The tribulations of a black garbage collector may not sound like a riveting comedy premise. Yet “Roc” should have worked, if only because of its impressive cast: three imports from Broadway’s “The Piano Lesson,” including Tony nominee Charles Dutton. Instead, the sitcom comes off as a trashy knockoff of “Sanford and Son.” Roc Emerson (Dutton) lives with the standard afflictions of blue-collar comedy: an exasperated wife, shiftless younger brother and cantankerous father. At least Dad (Carl Gordon), a black racist, doesn’t entirely fit the formula. When he announces that there are “no good white basketball players,” junior brings up Larry Bird. Shoots back Pop: “His real name is Abdul Mustafa.” When he’s not around, though, there’s nothing much to do except watch Dutton glower. Can’t blame him.
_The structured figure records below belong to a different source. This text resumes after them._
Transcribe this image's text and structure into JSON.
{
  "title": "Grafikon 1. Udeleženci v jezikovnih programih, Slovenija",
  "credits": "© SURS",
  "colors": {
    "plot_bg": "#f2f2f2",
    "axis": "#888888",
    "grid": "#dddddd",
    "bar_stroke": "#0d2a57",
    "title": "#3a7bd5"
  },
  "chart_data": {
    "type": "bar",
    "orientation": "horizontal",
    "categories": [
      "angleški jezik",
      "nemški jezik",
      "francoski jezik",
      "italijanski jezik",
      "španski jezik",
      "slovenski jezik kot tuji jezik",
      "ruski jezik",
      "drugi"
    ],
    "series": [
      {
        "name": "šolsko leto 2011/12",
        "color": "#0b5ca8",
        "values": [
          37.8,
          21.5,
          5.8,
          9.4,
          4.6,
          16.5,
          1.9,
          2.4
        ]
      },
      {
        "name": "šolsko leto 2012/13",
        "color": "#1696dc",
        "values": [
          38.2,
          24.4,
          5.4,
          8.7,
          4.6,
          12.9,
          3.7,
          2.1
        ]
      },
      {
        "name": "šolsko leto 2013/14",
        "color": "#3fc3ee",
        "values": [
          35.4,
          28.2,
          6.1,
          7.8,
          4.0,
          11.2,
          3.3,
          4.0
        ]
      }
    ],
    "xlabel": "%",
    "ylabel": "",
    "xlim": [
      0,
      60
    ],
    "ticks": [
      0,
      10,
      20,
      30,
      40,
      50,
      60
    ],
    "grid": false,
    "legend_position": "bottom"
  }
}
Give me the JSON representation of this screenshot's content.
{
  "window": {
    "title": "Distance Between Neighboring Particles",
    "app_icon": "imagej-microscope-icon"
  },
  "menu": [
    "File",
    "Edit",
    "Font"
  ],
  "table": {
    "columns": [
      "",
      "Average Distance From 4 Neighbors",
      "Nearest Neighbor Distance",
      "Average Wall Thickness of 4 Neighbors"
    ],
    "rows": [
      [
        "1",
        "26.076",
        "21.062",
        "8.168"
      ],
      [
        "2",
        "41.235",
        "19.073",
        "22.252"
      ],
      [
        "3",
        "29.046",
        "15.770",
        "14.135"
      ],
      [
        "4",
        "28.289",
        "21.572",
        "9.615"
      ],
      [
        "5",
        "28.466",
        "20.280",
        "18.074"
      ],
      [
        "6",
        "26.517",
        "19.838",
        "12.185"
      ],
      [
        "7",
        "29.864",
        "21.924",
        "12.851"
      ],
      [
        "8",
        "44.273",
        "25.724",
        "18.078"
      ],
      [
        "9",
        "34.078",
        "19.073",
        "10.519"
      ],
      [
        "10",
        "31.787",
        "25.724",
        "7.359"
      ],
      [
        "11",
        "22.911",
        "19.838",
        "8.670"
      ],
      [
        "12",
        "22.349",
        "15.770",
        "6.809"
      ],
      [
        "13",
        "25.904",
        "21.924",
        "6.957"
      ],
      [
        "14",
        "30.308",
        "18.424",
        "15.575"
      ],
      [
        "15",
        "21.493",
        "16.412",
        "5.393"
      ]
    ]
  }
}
At last, a whiff of the unfamiliar. While this sitcom’s protagonist, a male magazine researcher, seems ordinary enough, there’s an ingenious twist to its setting. Much of the action takes place within Herman’s brain, where characters personifying four warring emotions–anxiety, rationality, lust and compassion–vie for control of his life. Talk about inside stories.

As Herman (William Ragsdale) struggles to impress an editor or score with a secretary, the voices in his mind analyze, bicker and sulk. Lust to anxiety: “If we ever become impotent, you can take a bow.” Rationality (watching Herman leave for a date): “Condoms! Don’t forget the condoms!” Alas, the show presents a viciously distorted picture of the magazine business, depicting Herman’s colleagues as ruthless, shifty, egomaniacal, sycophantic and workaholic. As everyone knows, magazine people don’t like to work hard.

Maybe Herman should be a network programmer–but then, the way things are going, he’d have rejected this series as dangerously original.